When a buyer claims an item is not as described, they will have to provide evidence that this is so in the form of photos. There are some cases where, no matter how accurate your listing, an unscrupulous buyer may try to force a return of an item they don’t want to keep by providing false info. I am sorry if this happens to you. There are plenty of cases of this happening, and be very sure that the number of sales you made, your rating, your excellent track record, your speedy shipping, or the length of time you have been on Poshmark do not make you immune from this sort of abuse. The only thing that can prevent this is having incontrovertible evidence that proves your buyer is lying. And it is not always possible to have that kind of evidence, no matter how conscientious you are.

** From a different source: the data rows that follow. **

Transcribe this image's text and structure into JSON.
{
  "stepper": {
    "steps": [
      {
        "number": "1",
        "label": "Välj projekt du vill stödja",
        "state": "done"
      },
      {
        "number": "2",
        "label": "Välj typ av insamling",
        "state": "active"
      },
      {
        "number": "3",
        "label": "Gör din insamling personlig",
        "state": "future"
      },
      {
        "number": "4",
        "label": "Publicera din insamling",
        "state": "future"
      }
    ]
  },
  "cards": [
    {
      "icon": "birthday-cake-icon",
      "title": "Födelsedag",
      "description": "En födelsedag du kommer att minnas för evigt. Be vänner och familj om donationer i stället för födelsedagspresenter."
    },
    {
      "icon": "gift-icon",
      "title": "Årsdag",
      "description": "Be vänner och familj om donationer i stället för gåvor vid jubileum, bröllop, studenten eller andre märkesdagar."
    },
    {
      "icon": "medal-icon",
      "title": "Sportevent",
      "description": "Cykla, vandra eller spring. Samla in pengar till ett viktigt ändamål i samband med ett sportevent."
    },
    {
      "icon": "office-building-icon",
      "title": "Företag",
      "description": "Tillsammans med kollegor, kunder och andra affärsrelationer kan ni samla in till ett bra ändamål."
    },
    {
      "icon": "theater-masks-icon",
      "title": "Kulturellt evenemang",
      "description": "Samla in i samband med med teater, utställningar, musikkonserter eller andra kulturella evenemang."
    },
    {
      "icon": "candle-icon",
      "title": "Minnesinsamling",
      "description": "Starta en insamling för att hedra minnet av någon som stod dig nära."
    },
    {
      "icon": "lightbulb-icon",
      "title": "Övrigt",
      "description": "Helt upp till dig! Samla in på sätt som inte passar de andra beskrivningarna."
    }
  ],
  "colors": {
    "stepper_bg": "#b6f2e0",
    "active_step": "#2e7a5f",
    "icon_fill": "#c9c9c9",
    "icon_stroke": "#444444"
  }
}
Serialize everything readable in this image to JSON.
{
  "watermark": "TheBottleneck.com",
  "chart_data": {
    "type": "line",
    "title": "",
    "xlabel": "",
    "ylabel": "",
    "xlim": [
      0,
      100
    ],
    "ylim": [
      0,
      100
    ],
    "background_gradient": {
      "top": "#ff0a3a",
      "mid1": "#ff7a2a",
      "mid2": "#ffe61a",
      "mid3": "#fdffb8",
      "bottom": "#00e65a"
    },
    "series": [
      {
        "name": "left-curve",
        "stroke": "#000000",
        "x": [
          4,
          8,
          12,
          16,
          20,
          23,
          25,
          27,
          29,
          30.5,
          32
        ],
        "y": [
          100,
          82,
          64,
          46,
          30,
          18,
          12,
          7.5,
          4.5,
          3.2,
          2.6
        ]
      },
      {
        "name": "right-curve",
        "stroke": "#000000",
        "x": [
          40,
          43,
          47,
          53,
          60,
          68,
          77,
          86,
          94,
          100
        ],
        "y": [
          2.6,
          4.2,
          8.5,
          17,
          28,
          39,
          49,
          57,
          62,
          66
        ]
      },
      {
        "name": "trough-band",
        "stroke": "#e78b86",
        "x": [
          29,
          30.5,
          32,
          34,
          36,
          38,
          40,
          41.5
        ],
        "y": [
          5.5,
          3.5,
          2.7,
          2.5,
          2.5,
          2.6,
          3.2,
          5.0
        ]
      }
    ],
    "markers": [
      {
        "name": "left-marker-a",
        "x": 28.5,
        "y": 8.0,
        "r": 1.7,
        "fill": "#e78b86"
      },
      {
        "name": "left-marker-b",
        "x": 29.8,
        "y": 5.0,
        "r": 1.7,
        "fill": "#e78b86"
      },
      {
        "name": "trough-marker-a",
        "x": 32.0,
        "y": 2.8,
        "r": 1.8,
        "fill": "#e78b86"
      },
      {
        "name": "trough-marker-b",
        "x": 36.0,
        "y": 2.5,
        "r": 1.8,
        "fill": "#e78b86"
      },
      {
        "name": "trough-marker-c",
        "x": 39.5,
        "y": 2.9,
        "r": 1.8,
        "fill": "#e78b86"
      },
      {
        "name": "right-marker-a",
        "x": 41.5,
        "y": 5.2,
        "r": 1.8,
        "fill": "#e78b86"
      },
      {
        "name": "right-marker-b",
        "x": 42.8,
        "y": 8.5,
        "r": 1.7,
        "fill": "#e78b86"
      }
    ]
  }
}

Most of the time, the item really is not as described despite your best efforts (we’re all human!), and/or perhaps your buyer is insanely particular. Maybe the color on their screen didn’t look like it does on yours; you called it fuchsia and they think it’s hot pink. Maybe they found a tiny stain or snag that you missed. Maybe they think the size isn’t right and are trying to get around the “no returns for fit” rule. Let Poshmark handle it, provide any evidence you have if requested, and do not lose your cool or give up a generally successful Posh closet out of frustration if they rule against you. Having something returned doesn’t make you a bad seller. If you end up paying for return shipping and get your item back in the same condition as when you shipped it, consider it a cheap lesson, relist the item, and move on.

If you have a reason to think your buyer making the return is disgruntled, when your return package arrives, take a video of the package, closeup of the shipping label, and video it being opened. Very occasionally thieving buyers will send an empty envelop back, or whatever garment they were upgrading when they bought from you. Once the PO marks the package received, the buyers money is refunded. So if there is a problem, you will want this evidence to take to Posh in order to fight it.

The whole idea of returns is exhausting, and it’s one of the more painful costs of doing business. My biggest advice is to not throw the baby out with the bathwater… a return can be frustrating, but don’t let it hold you back. Water off a duck’s back, okay?